As a software developer, I can give some reasons as filtering directly on the search bar can be ineffective on some situations.
Computational effort: When searching through many products at a time, the search may be slow (if not optimized). This means that the server processing the search data needs to apply the filter to every single product that matches the user's search. For example, when dealing with 500 items at a time, a server may become overloaded, resulting in an ineffective response. To address this issue, several websites set a limit to the number of products you can see on a page at a time. However, this limitation can negatively impact the user experience when the server gets overloaded. In such cases, the server becomes less efficient, and data is delivered slowly to the client, causing wait times of around 4-5 seconds, while the normal processing time is usually near or under 1 second.
Use of AI and auto-learning algorithms Some sites, just like Amazon, use AI on their search filters and results, the reason of this is to improve the UX, that AI algorithms are trained to understand deep-learning, specific cases and day-to-day cases, normally, they give fast response, just like 0.08 seconds or less, that sounds good for a search, however these response seconds are applied for every single product, as you can see, this topic is related with the previous point too, when the algorithm needs to process massive data, the server and response time may be ineffective, that can damage the UX too. Applying both, topics, in a live search (that changes when the user writes), it is ineffective, because the AI will need to process every single result, and then apply the filter that the user wanted, that means that if 500 products at time needs to be processed, the response time will be long.
Costless server In your example, Amazon have its own server provided called Amazon Web Services that is a fully-managed cloud platform. In cloud computing, there is a term called “horizontal” and “vertical” scaling, both have different features.
- Vertical Scaling This means that the computational hardware will be increased, based in the clients demand, in fact, when the server needs to be scaled to process correctly the demand (clients making requests to the server), system resources (such as RAM or SSD) will be added automatically.

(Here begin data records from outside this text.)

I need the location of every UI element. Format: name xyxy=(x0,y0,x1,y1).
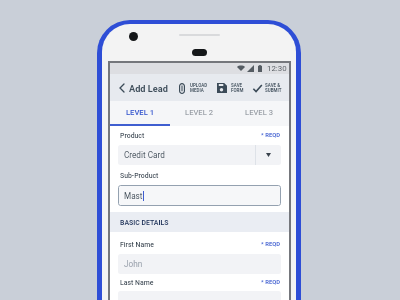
staticText: 12:30 xyxy=(267,64,287,73)
other: Save and submit xyxy=(253,84,262,93)
staticText: SUBMIT xyxy=(265,88,282,93)
staticText: MEDIA xyxy=(190,88,204,93)
staticText: BASIC DETAILS xyxy=(120,219,169,227)
button[interactable]: Mast xyxy=(118,185,281,206)
other: Save form xyxy=(217,83,227,93)
other: Upload media xyxy=(179,83,185,94)
button[interactable]: Credit Card xyxy=(118,145,281,165)
button[interactable]: Save and submit xyxy=(253,75,282,101)
staticText: LEVEL 3 xyxy=(245,108,273,117)
staticText: LEVEL 2 xyxy=(185,108,213,117)
staticText: FORM xyxy=(231,88,244,93)
staticText: SAVE xyxy=(231,83,243,88)
staticText: Add Lead xyxy=(129,83,168,94)
staticText: John xyxy=(124,259,143,269)
staticText: UPLOAD xyxy=(190,83,208,88)
staticText: * REQD xyxy=(261,132,281,139)
button[interactable]: LEVEL 1 xyxy=(110,101,169,124)
staticText: * REQD xyxy=(261,279,281,286)
other: Back xyxy=(120,84,124,92)
button[interactable]: Back xyxy=(110,75,168,101)
button[interactable]: LEVEL 2 xyxy=(169,101,229,124)
staticText: Sub-Product xyxy=(120,172,159,180)
staticText: Mast xyxy=(124,191,143,201)
button[interactable]: LEVEL 3 xyxy=(229,101,289,124)
staticText: First Name xyxy=(120,241,154,249)
staticText: SAVE & xyxy=(265,83,281,88)
button[interactable]: John xyxy=(118,254,281,274)
button[interactable]: Upload media xyxy=(179,75,208,101)
other: Open dropdown xyxy=(266,153,271,157)
staticText: Last Name xyxy=(120,279,154,287)
staticText: * REQD xyxy=(261,241,281,248)
button[interactable]: Save form xyxy=(217,75,244,101)
staticText: Product xyxy=(120,132,145,140)
staticText: Credit Card xyxy=(124,150,165,160)
staticText: LEVEL 1 xyxy=(126,108,154,117)
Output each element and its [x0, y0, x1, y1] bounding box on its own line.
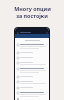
button[interactable]: [17, 51, 47, 55]
button[interactable]: [17, 75, 47, 79]
button[interactable]: [17, 86, 47, 90]
staticText: Многу опции: [14, 5, 51, 12]
button[interactable]: Back: [16, 31, 19, 34]
button[interactable]: [17, 43, 47, 50]
button[interactable]: Search: [45, 31, 48, 34]
button[interactable]: [17, 67, 47, 74]
button[interactable]: [17, 56, 47, 60]
button[interactable]: [17, 61, 47, 66]
button[interactable]: [17, 91, 47, 98]
staticText: за постојки: [16, 12, 48, 19]
button[interactable]: [17, 80, 47, 85]
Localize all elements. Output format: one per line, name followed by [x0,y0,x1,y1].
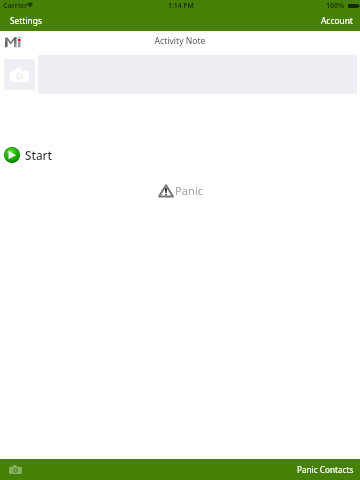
button[interactable]: Account [311,11,360,30]
staticText: Panic [175,183,204,198]
staticText: Start [25,147,53,163]
staticText: Carrier [3,1,28,11]
staticText: Settings [10,15,42,26]
button[interactable]: Start [3,145,54,165]
button[interactable]: Add photo [4,59,35,90]
staticText: Account [321,15,353,26]
staticText: Panic Contacts [297,464,354,475]
button[interactable]: Camera [0,462,31,477]
button[interactable]: Settings [0,11,52,30]
staticText: Activity Note [0,35,360,47]
button[interactable]: Panic Contacts [287,461,360,478]
button[interactable]: Panic [158,182,204,199]
staticText: 1:14 PM [168,1,194,10]
staticText: 100% [326,1,345,11]
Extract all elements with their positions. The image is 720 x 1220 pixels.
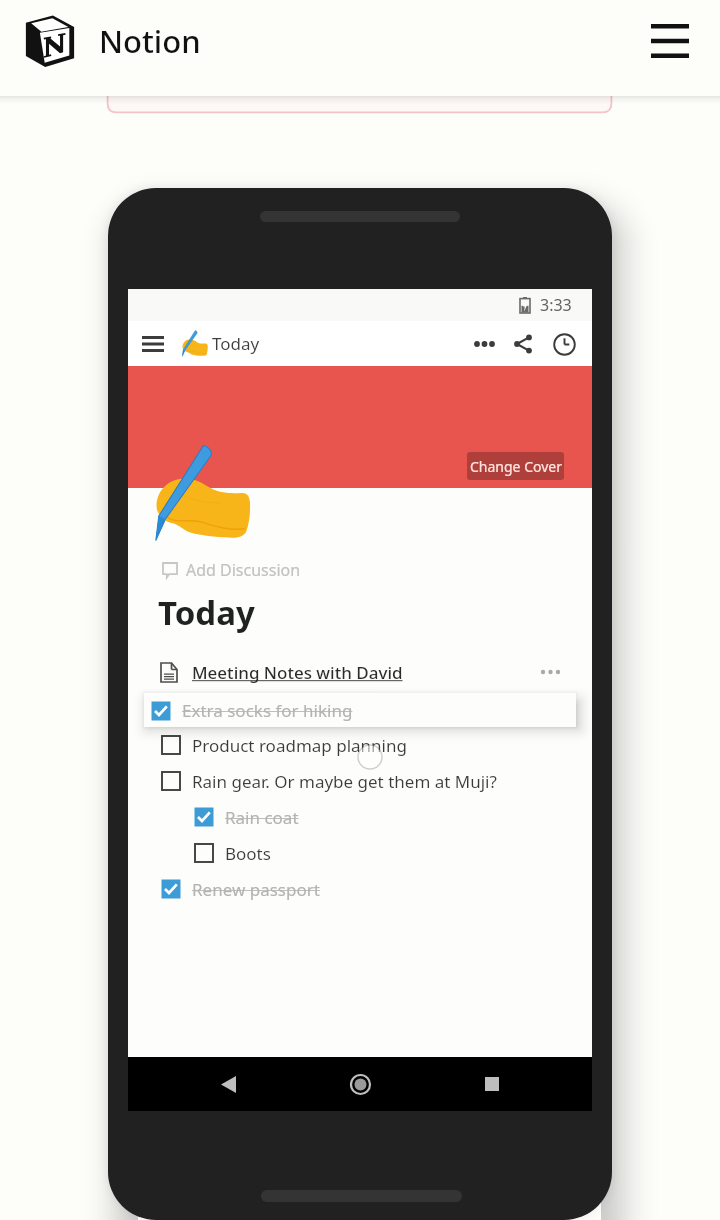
button[interactable]: Product roadmap planning bbox=[161, 727, 592, 763]
button[interactable]: Menu bbox=[136, 327, 170, 361]
button[interactable]: Meeting Notes with David bbox=[160, 655, 592, 689]
button[interactable]: Recents bbox=[472, 1064, 512, 1104]
button[interactable]: Open menu bbox=[642, 13, 698, 69]
staticText: Rain coat bbox=[225, 806, 299, 829]
staticText: Extra socks for hiking bbox=[182, 699, 353, 722]
button[interactable]: More options bbox=[468, 328, 500, 360]
button[interactable]: Extra socks for hiking bbox=[144, 693, 576, 727]
staticText: 3:33 bbox=[540, 294, 572, 316]
staticText: Boots bbox=[225, 842, 271, 865]
button[interactable]: Boots bbox=[194, 835, 592, 871]
button[interactable]: Rain coat bbox=[194, 799, 592, 835]
staticText: Today bbox=[158, 590, 255, 635]
button[interactable]: Change Cover bbox=[467, 452, 564, 480]
staticText: Rain gear. Or maybe get them at Muji? bbox=[192, 770, 497, 793]
staticText: Add Discussion bbox=[186, 559, 301, 581]
button[interactable]: History bbox=[548, 328, 580, 360]
button[interactable]: Renew passport bbox=[161, 871, 592, 907]
staticText: Today bbox=[212, 332, 260, 355]
staticText: Product roadmap planning bbox=[192, 734, 407, 757]
button[interactable]: Add Discussion bbox=[162, 557, 301, 583]
staticText: Renew passport bbox=[192, 878, 320, 901]
button[interactable]: Notion bbox=[23, 13, 201, 69]
staticText: Notion bbox=[99, 20, 201, 62]
staticText: Meeting Notes with David bbox=[192, 661, 403, 684]
button[interactable]: Share bbox=[507, 328, 539, 360]
button[interactable]: Row options bbox=[535, 657, 565, 687]
button[interactable]: Back bbox=[208, 1064, 248, 1104]
staticText: Change Cover bbox=[470, 457, 562, 476]
button[interactable]: Rain gear. Or maybe get them at Muji? bbox=[161, 763, 592, 799]
button[interactable] bbox=[161, 691, 592, 727]
button[interactable]: Home bbox=[340, 1064, 380, 1104]
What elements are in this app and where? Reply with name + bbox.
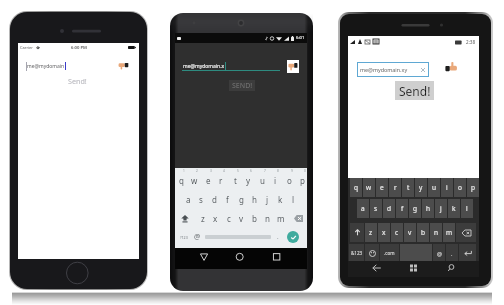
staticText: 9 [291, 169, 293, 173]
staticText: y [419, 183, 423, 192]
button[interactable]: o [284, 172, 294, 188]
staticText: l [466, 204, 468, 213]
button[interactable]: v [404, 223, 416, 242]
button[interactable]: Shift [350, 223, 364, 242]
staticText: w [366, 183, 372, 192]
button[interactable]: Enter [283, 229, 303, 245]
button[interactable]: i [441, 178, 453, 197]
staticText: f [226, 194, 229, 205]
button[interactable]: b [417, 223, 429, 242]
button[interactable]: u [428, 178, 440, 197]
button[interactable]: . [273, 229, 283, 245]
button[interactable]: c [223, 209, 234, 227]
button[interactable]: Shift [179, 209, 191, 227]
staticText: 6:00 PM [71, 45, 87, 51]
button[interactable]: n [262, 209, 273, 227]
button[interactable]: y [415, 178, 427, 197]
button[interactable]: Emoji [365, 244, 379, 262]
button[interactable]: r [389, 178, 401, 197]
button[interactable]: o [454, 178, 466, 197]
staticText: @ [437, 250, 442, 257]
button[interactable]: h [248, 190, 260, 208]
button[interactable]: l [287, 190, 299, 208]
button[interactable]: SEND! [229, 80, 255, 91]
button[interactable]: f [396, 199, 408, 218]
button[interactable]: Send! [18, 74, 139, 88]
button[interactable]: &123 [349, 244, 364, 262]
staticText: n [265, 213, 270, 224]
staticText: 2:38 [466, 39, 476, 45]
button[interactable]: @ [191, 229, 203, 245]
button[interactable]: x [378, 223, 390, 242]
staticText: r [219, 175, 223, 186]
button[interactable]: i [270, 172, 280, 188]
button[interactable]: q [176, 172, 186, 188]
staticText: .com [384, 250, 395, 256]
button[interactable]: y [243, 172, 253, 188]
button[interactable]: j [435, 199, 447, 218]
button[interactable]: s [195, 190, 207, 208]
staticText: j [266, 194, 269, 205]
staticText: . [277, 233, 279, 241]
button[interactable] [400, 244, 432, 262]
staticText: 0 [304, 169, 306, 173]
button[interactable]: a [182, 190, 194, 208]
staticText: h [426, 204, 431, 213]
button[interactable]: Backspace [292, 209, 304, 227]
staticText: v [239, 213, 244, 224]
button[interactable]: r [216, 172, 226, 188]
button[interactable]: g [409, 199, 421, 218]
button[interactable]: g [235, 190, 247, 208]
button[interactable]: v [236, 209, 247, 227]
button[interactable]: x [210, 209, 221, 227]
button[interactable]: n [430, 223, 442, 242]
button[interactable]: l [461, 199, 473, 218]
button[interactable]: d [383, 199, 395, 218]
staticText: 7 [264, 169, 266, 173]
button[interactable]: m [275, 209, 286, 227]
button[interactable]: d [208, 190, 220, 208]
button[interactable]: k [274, 190, 286, 208]
button[interactable]: p [467, 178, 479, 197]
button[interactable]: ?123 [177, 229, 191, 245]
button[interactable]: w [189, 172, 199, 188]
button[interactable]: t [402, 178, 414, 197]
staticText: g [413, 204, 417, 213]
staticText: i [446, 183, 448, 192]
staticText: 3 [210, 169, 212, 173]
button[interactable]: q [350, 178, 362, 197]
button[interactable]: j [261, 190, 273, 208]
button[interactable]: z [197, 209, 208, 227]
button[interactable]: s [370, 199, 382, 218]
button[interactable]: @ [433, 244, 445, 262]
button[interactable]: e [376, 178, 388, 197]
button[interactable]: .com [380, 244, 399, 262]
button[interactable]: h [422, 199, 434, 218]
staticText: n [434, 228, 439, 237]
button[interactable]: z [365, 223, 377, 242]
button[interactable]: b [249, 209, 260, 227]
staticText: e [206, 175, 211, 186]
button[interactable]: me@mydomain.x [175, 59, 307, 73]
staticText: ?123 [180, 235, 188, 240]
button[interactable]: t [230, 172, 240, 188]
button[interactable]: k [448, 199, 460, 218]
button[interactable]: p [297, 172, 307, 188]
button[interactable]: f [221, 190, 233, 208]
button[interactable]: me@mydomain.xy [357, 62, 429, 77]
button[interactable]: Send! [395, 81, 434, 100]
staticText: me@mydomain.xy [360, 66, 408, 73]
staticText: e [380, 183, 384, 192]
button[interactable]: Backspace [456, 223, 476, 242]
button[interactable]: Enter [459, 244, 476, 262]
button[interactable]: me@mydomain [18, 59, 139, 73]
button[interactable]: m [443, 223, 455, 242]
button[interactable] [203, 229, 273, 245]
button[interactable]: c [391, 223, 403, 242]
button[interactable]: a [357, 199, 369, 218]
staticText: j [440, 204, 442, 213]
button[interactable]: w [363, 178, 375, 197]
button[interactable]: . [446, 244, 458, 262]
button[interactable]: e [203, 172, 213, 188]
button[interactable]: u [257, 172, 267, 188]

- Horizontal Scaling By the other side, the horizontal scaling means that the computer will be replicated. In fact, that a copy of the same server will be added automatically when the demand increases, and copies will be deleted when the demand decreases. This allows balancing the demand between multiple servers that ensure scalability and uptime.
Even with this scaling features, the cost of the server will be high. To save resources and money, some websites just run the AI and make the filters in a separate section, that means that system will not have to carry live changes and the resources used will be costless.
In fact, on your Mac, the live search is running locally, that means that your own computer carry the charge, and the request for will not be sent to any server on the internet. That explains how the load time is instantly, because your own computer process the information with your available resources and will give a fast response.
Now, you can absolutely add this, however, when the demand increases, the server will need to he optimized. UX is an important part of program designs. That is why some sites just don’t add the request you mean.
As alternative ideas, I can give you some of these:
- Don’t use advanced and high-cost algorithms. If you’re just a startup, searching just by matches like “dress” can be a effective. Deep-learning algorithms require several research and training time. Just use a 🔎 Search bar, and group items by categories, so that users can search what they really want to search.